I think Melville, in the passage you showed from Moby Dick, is saying something similar to what you’re saying in this post. Only he’s using a different voice, a voice that carried perceived authority and learning for the time in which he wrote. Melville often (and subtly) made fun of his audience for their dependence on formality. I love the story of Moby Dick for is subversiveness and humor.
Yes, I wish I could have got further with it. I thought some sections were wonderful i.e. Ishmael’s description of the state of mind one attains at the top of a ship’s mast, watching the ocean.
I know what you mean.
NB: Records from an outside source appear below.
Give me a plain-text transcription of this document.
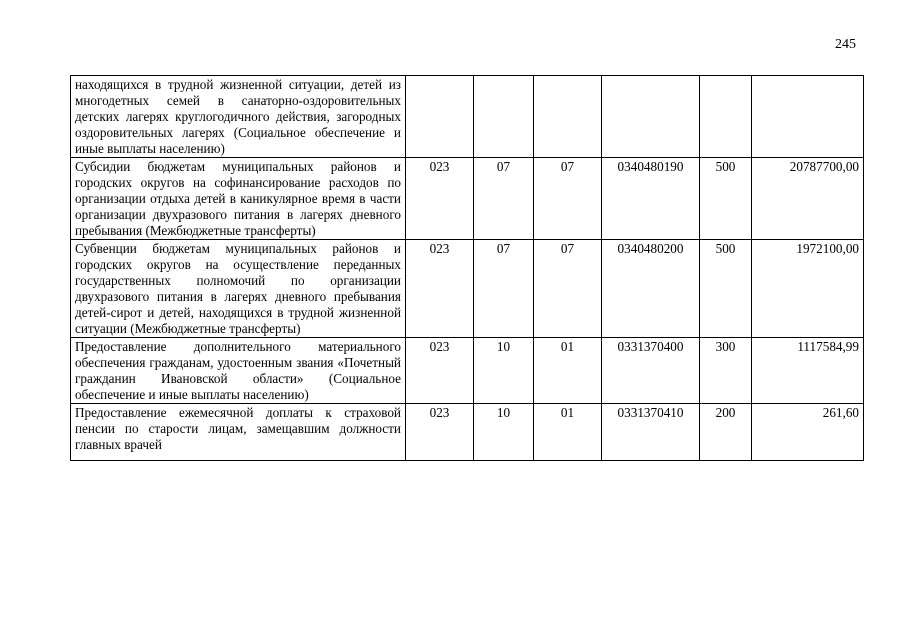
245
находящихся в трудной жизненной ситуации, детей из многодетных семей в санаторно-оздоровительных детских лагерях круглогодичного действия, загородных оздоровительных лагерях (Социальное обеспечение и иные выплаты населению)						
Субсидии бюджетам муниципальных районов и городских округов на софинансирование расходов по организации отдыха детей в каникулярное время в части организации двухразового питания в лагерях дневного пребывания (Межбюджетные трансферты)	023	07	07	0340480190	500	20787700,00
Субвенции бюджетам муниципальных районов и городских округов на осуществление переданных государственных полномочий по организации двухразового питания в лагерях дневного пребывания детей-сирот и детей, находящихся в трудной жизненной ситуации (Межбюджетные трансферты)	023	07	07	0340480200	500	1972100,00
Предоставление дополнительного материального обеспечения гражданам, удостоенным звания «Почетный гражданин Ивановской области» (Социальное обеспечение и иные выплаты населению)	023	10	01	0331370400	300	1117584,99

Предоставление ежемесячной доплаты к страховой пенсии по старости лицам, замещавшим должности главных врачей	023	10	01	0331370410	200	261,60
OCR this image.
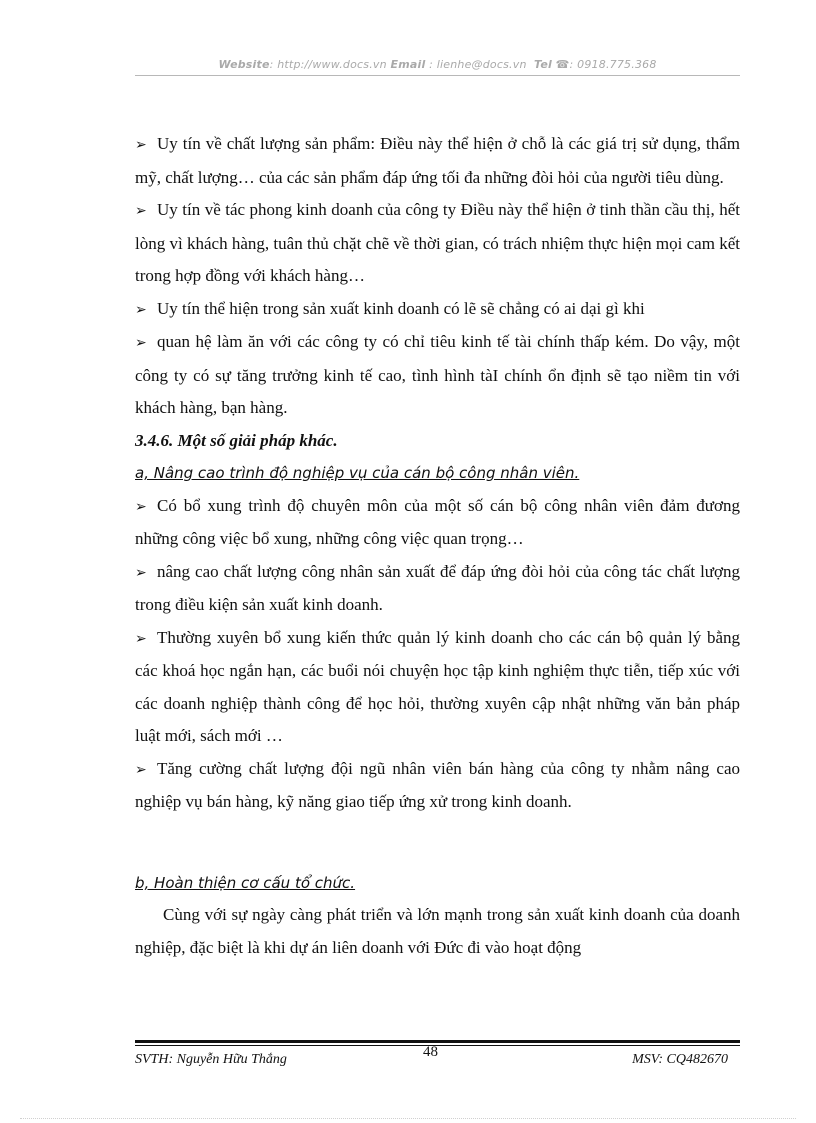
Website: http://www.docs.vn Email : lienhe@docs.vn Tel ☎: 0918.775.368

➢ Uy tín về chất lượng sản phẩm: Điều này thể hiện ở chỗ là các giá trị sử dụng, thẩm mỹ, chất lượng… của các sản phẩm đáp ứng tối đa những đòi hỏi của người tiêu dùng.

➢ Uy tín về tác phong kinh doanh của công ty Điều này thể hiện ở tinh thần cầu thị, hết lòng vì khách hàng, tuân thủ chặt chẽ về thời gian, có trách nhiệm thực hiện mọi cam kết trong hợp đồng với khách hàng…

➢ Uy tín thể hiện trong sản xuất kinh doanh có lẽ sẽ chẳng có ai dại gì khi

➢ quan hệ làm ăn với các công ty có chỉ tiêu kinh tế tài chính thấp kém. Do vậy, một công ty có sự tăng trưởng kinh tế cao, tình hình tàI chính ổn định sẽ tạo niềm tin với khách hàng, bạn hàng.

3.4.6. Một số giải pháp khác.

a, Nâng cao trình độ nghiệp vụ của cán bộ công nhân viên.

➢ Có bổ xung trình độ chuyên môn của một số cán bộ công nhân viên đảm đương những công việc bổ xung, những công việc quan trọng…

➢ nâng cao chất lượng công nhân sản xuất để đáp ứng đòi hỏi của công tác chất lượng trong điều kiện sản xuất kinh doanh.

➢ Thường xuyên bổ xung kiến thức quản lý kinh doanh cho các cán bộ quản lý bằng các khoá học ngắn hạn, các buổi nói chuyện học tập kinh nghiệm thực tiễn, tiếp xúc với các doanh nghiệp thành công để học hỏi, thường xuyên cập nhật những văn bản pháp luật mới, sách mới …

➢ Tăng cường chất lượng đội ngũ nhân viên bán hàng của công ty nhằm nâng cao nghiệp vụ bán hàng, kỹ năng giao tiếp ứng xử trong kinh doanh.

b, Hoàn thiện cơ cấu tổ chức.

Cùng với sự ngày càng phát triển và lớn mạnh trong sản xuất kinh doanh của doanh nghiệp, đặc biệt là khi dự án liên doanh với Đức đi vào hoạt động

SVTH: Nguyễn Hữu Thắng	48	MSV: CQ482670
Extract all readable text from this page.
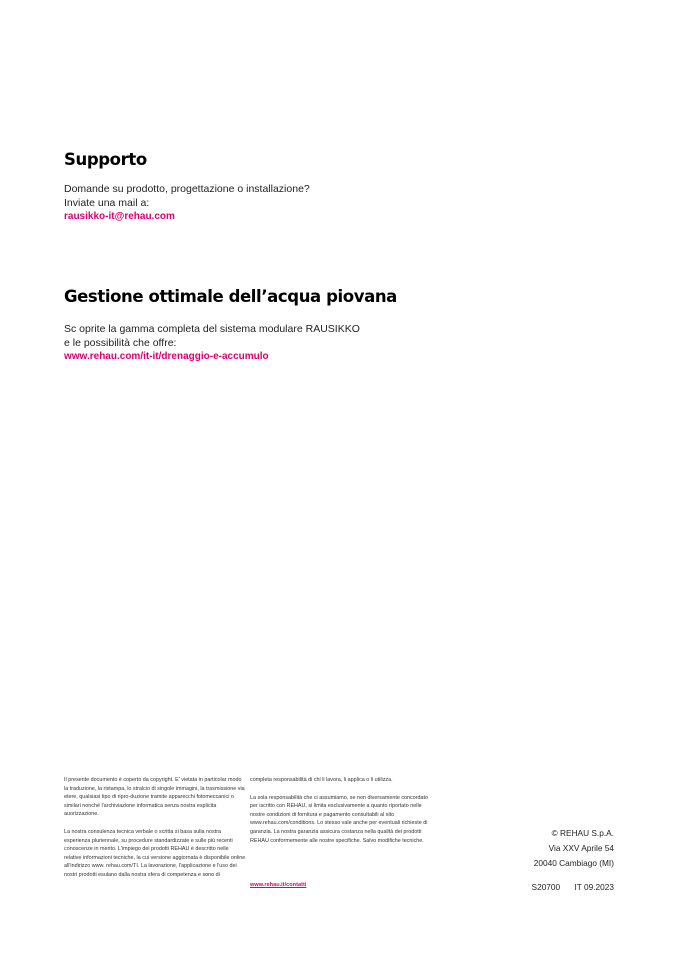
Supporto
Domande su prodotto, progettazione o installazione?
Inviate una mail a:
rausikko-it@rehau.com
Gestione ottimale dell’acqua piovana
Sc oprite la gamma completa del sistema modulare RAUSIKKO
e le possibilità che offre:
www.rehau.com/it-it/drenaggio-e-accumulo

Il presente documento è coperto da copyright. E' vietata in particolar modo la traduzione, la ristampa, lo stralcio di singole immagini, la trasmissione via etere, qualsiasi tipo di ripro-duzione tramite apparecchi fotomeccanici o similari nonché l'archiviazione informatica senza nostra esplicita auorizzazione.

La nostra consulenza tecnica verbale o scritta si basa sulla nostra esperienza pluriennale, su procedure standardizzate e sulle più recenti conoscenze in merito. L'impiego dei prodotti REHAU è descritto nelle relative informazioni tecniche, la cui versione aggiornata è disponibile online all'indirizzo www. rehau.com/TI. La lavorazione, l'applicazione e l'uso dei nostri prodotti esulano dalla nostra sfera di competenza e sono di

completa responsabilità di chi li lavora, li applica o li utilizza.

La sola responsabilità che ci assumiamo, se non diversamente concordato per iscritto con REHAU, si limita esclusivamente a quanto riportato nelle nostre condizioni di fornitura e pagamento consultabili al sito www.rehau.com/conditions. Lo stesso vale anche per eventuali richieste di garanzia. La nostra garanzia assicura costanza nella qualità dei prodotti REHAU conformemente alle nostre specifiche. Salvo modifiche tecniche.

www.rehau.it/contatti
© REHAU S.p.A.
Via XXV Aprile 54
20040 Cambiago (MI)
S20700 IT 09.2023
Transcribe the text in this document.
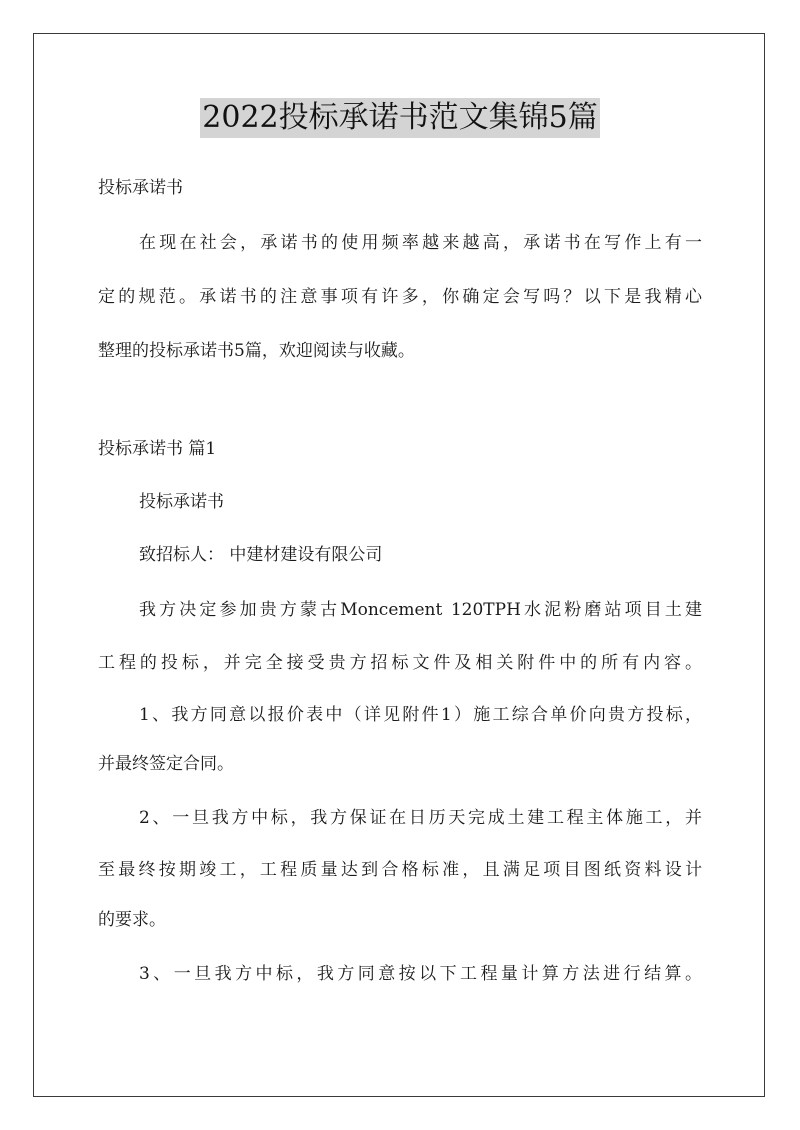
2022投标承诺书范文集锦5篇
投标承诺书
在现在社会，承诺书的使用频率越来越高，承诺书在写作上有一
定的规范。承诺书的注意事项有许多，你确定会写吗？以下是我精心
整理的投标承诺书5篇，欢迎阅读与收藏。
投标承诺书 篇1
投标承诺书
致招标人： 中建材建设有限公司
我方决定参加贵方蒙古Moncement 120TPH水泥粉磨站项目土建
工程的投标，并完全接受贵方招标文件及相关附件中的所有内容。
1、我方同意以报价表中（详见附件1）施工综合单价向贵方投标，
并最终签定合同。
2、一旦我方中标，我方保证在日历天完成土建工程主体施工，并
至最终按期竣工，工程质量达到合格标准，且满足项目图纸资料设计
的要求。
3、一旦我方中标，我方同意按以下工程量计算方法进行结算。
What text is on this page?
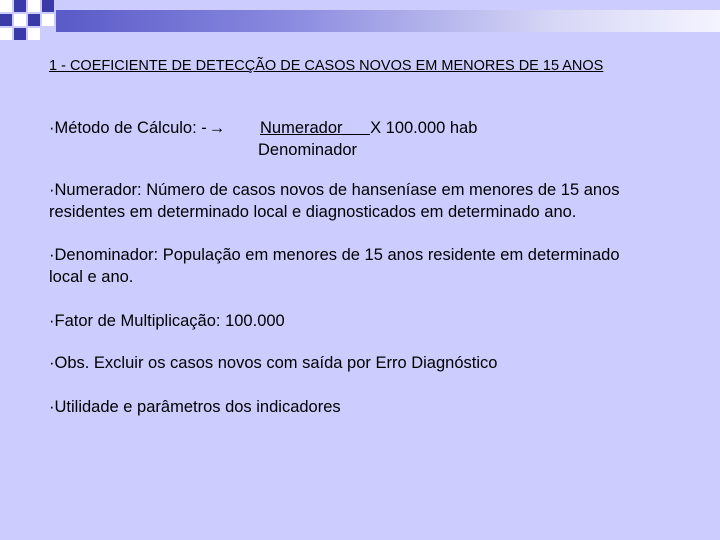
1 - COEFICIENTE DE DETECÇÃO DE CASOS NOVOS EM MENORES DE 15 ANOS
·Método de Cálculo: - → Numerador X 100.000 hab
Denominador
·Numerador: Número de casos novos de hanseníase em menores de 15 anos
residentes em determinado local e diagnosticados em determinado ano.
·Denominador: População em menores de 15 anos residente em determinado
local e ano.
·Fator de Multiplicação: 100.000
·Obs. Excluir os casos novos com saída por Erro Diagnóstico
·Utilidade e parâmetros dos indicadores
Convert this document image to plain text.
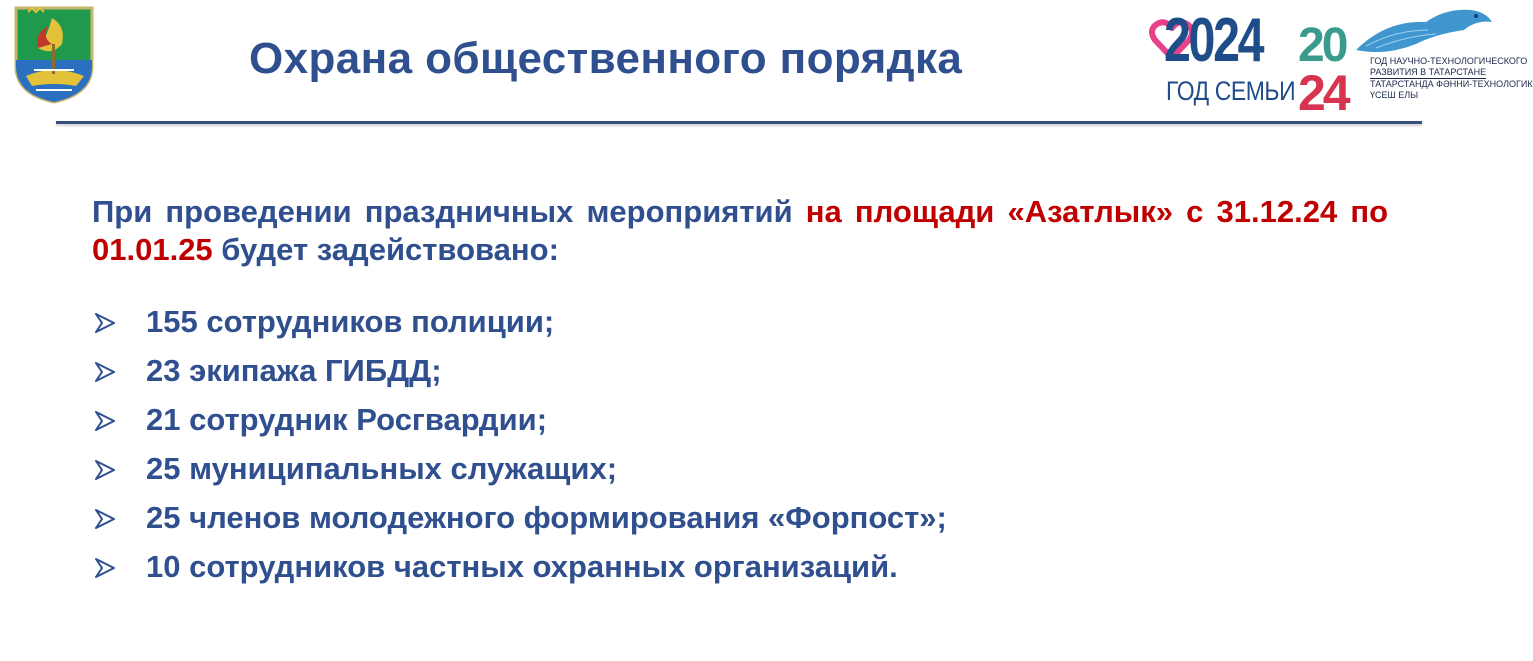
Охрана общественного порядка	2024
ГОД СЕМЬИ
20
24
ГОД НАУЧНО-ТЕХНОЛОГИЧЕСКОГО
РАЗВИТИЯ В ТАТАРСТАНЕ
ТАТАРСТАНДА ФӘННИ-ТЕХНОЛОГИК
ҮСЕШ ЕЛЫ
При проведении праздничных мероприятий на площади «Азатлык» с 31.12.24 по 01.01.25 будет задействовано:
155 сотрудников полиции;
23 экипажа ГИБДД;
21 сотрудник Росгвардии;
25 муниципальных служащих;
25 членов молодежного формирования «Форпост»;
10 сотрудников частных охранных организаций.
There are a few books I feel that way about. Ishmael, I think, has many insightful and forward-looking moments. In a way he’s an early version of Holden Caulfield or Huckleberry Finn.
I like the book’s universalist message, depicting the non-Europeans (Queeqeg, Tashtego etc.), for all their strangeness to Ishmael at first, as noble and courageous. This may have been against the grain at the time.
Yes, and also no. Think about your comment in the context of Bernito Cereno
Haha! You dare to question his genius?…you’ll go to hell! 😉
great post, tom. made me think of the problems i had w/proust. actually it was HIS problem: “remembrances of things past” sucked.